= Sakiusa Tuisolia =

Fijian chief

Ratu Sakiusa Tuisolia also known as Tu Saki is a Fijian chief from the province of Naitasiri, an economist and businessman, and a former civil servant who served for seven years as an economist with the Ministry of Finance and National Planning, then another seven years as Chief Policy Adviser to three successive Fijian Prime Ministers and was also Deputy CEO in the Office of the Prime Minister. He is married to Fijian lawyer Imrana Jalal.

From 2003 to 2006, Tuisolia was chief executive officer of the government-owned Airports Fiji Limited. He was dismissed by the military regime a few days after the 2006 Fijian coup d'état, on 12 December. When the Military accused him of "financial discrepancies", however, he reacted angrily, saying that was "a total and blatant lie". They are making these wild and falsified allegations to justify the coup. He accused the Military of conducting a witch hunt against him because he was known to be anti-coup and anti-military.

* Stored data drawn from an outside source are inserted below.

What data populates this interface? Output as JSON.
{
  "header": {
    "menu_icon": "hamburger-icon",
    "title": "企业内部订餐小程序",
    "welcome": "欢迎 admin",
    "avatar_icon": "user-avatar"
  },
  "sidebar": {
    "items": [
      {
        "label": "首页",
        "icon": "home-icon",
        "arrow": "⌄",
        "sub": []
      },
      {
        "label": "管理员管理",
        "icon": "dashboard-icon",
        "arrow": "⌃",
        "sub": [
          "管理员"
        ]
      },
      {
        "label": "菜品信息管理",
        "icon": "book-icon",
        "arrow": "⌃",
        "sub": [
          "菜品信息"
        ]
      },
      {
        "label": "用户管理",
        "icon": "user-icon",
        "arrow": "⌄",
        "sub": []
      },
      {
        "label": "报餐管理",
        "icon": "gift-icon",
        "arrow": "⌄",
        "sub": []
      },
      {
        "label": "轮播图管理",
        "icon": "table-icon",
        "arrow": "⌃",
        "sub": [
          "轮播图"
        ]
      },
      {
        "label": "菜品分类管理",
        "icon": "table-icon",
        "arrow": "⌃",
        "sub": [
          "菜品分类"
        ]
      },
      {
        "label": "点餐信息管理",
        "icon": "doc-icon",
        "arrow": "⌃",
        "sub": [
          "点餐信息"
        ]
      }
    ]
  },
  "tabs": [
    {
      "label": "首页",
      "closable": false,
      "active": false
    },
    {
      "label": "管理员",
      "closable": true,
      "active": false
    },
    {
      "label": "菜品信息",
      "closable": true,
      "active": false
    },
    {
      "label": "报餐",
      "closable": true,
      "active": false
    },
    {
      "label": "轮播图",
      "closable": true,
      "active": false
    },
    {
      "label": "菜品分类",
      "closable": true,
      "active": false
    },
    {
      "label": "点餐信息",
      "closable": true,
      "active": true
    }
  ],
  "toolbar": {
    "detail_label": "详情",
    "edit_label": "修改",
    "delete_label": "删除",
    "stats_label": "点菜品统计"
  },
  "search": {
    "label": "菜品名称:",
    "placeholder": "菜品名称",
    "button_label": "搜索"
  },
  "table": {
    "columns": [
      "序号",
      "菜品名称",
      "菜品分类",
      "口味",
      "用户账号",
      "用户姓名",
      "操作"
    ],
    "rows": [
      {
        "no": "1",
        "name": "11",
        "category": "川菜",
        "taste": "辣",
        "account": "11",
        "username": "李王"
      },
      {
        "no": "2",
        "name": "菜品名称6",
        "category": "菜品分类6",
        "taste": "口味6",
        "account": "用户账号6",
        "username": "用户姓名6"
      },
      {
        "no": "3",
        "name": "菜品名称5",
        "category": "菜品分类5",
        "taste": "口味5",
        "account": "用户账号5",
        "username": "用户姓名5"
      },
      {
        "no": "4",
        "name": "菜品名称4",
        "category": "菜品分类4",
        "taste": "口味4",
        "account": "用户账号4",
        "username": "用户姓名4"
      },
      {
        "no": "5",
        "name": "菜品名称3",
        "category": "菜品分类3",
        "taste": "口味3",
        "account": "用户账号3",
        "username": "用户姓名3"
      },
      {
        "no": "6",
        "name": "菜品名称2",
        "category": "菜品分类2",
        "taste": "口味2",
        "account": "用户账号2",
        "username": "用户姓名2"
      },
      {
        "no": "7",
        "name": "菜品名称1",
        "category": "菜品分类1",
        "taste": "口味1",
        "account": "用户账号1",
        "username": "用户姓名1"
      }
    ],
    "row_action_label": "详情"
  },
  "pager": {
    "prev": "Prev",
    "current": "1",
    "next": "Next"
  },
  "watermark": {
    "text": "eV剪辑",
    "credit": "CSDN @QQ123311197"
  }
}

In February 2008 he was charged with 22 counts of abuse of office and 22 counts of fraud by the Fiji Independent Commission Against Corruption. He subsequently resigned as president of the Fiji Rugby Union. He was acquitted of all charges in November 2010. Following the trial, he moved to the Philippines.

In December 2009 he and his wife were charged by FICAC for illegally operating their business, a fish and chip shop. This was reduced to a single count of giving false information to a public servant, The case was dropped by the regime in June 2011.

In 2009, Tuisolia was appointed Pacific Ocean 2020 Coordinator by the International Union for Conservation of Nature. He currently works as a country representative for the Global Green Growth Institute.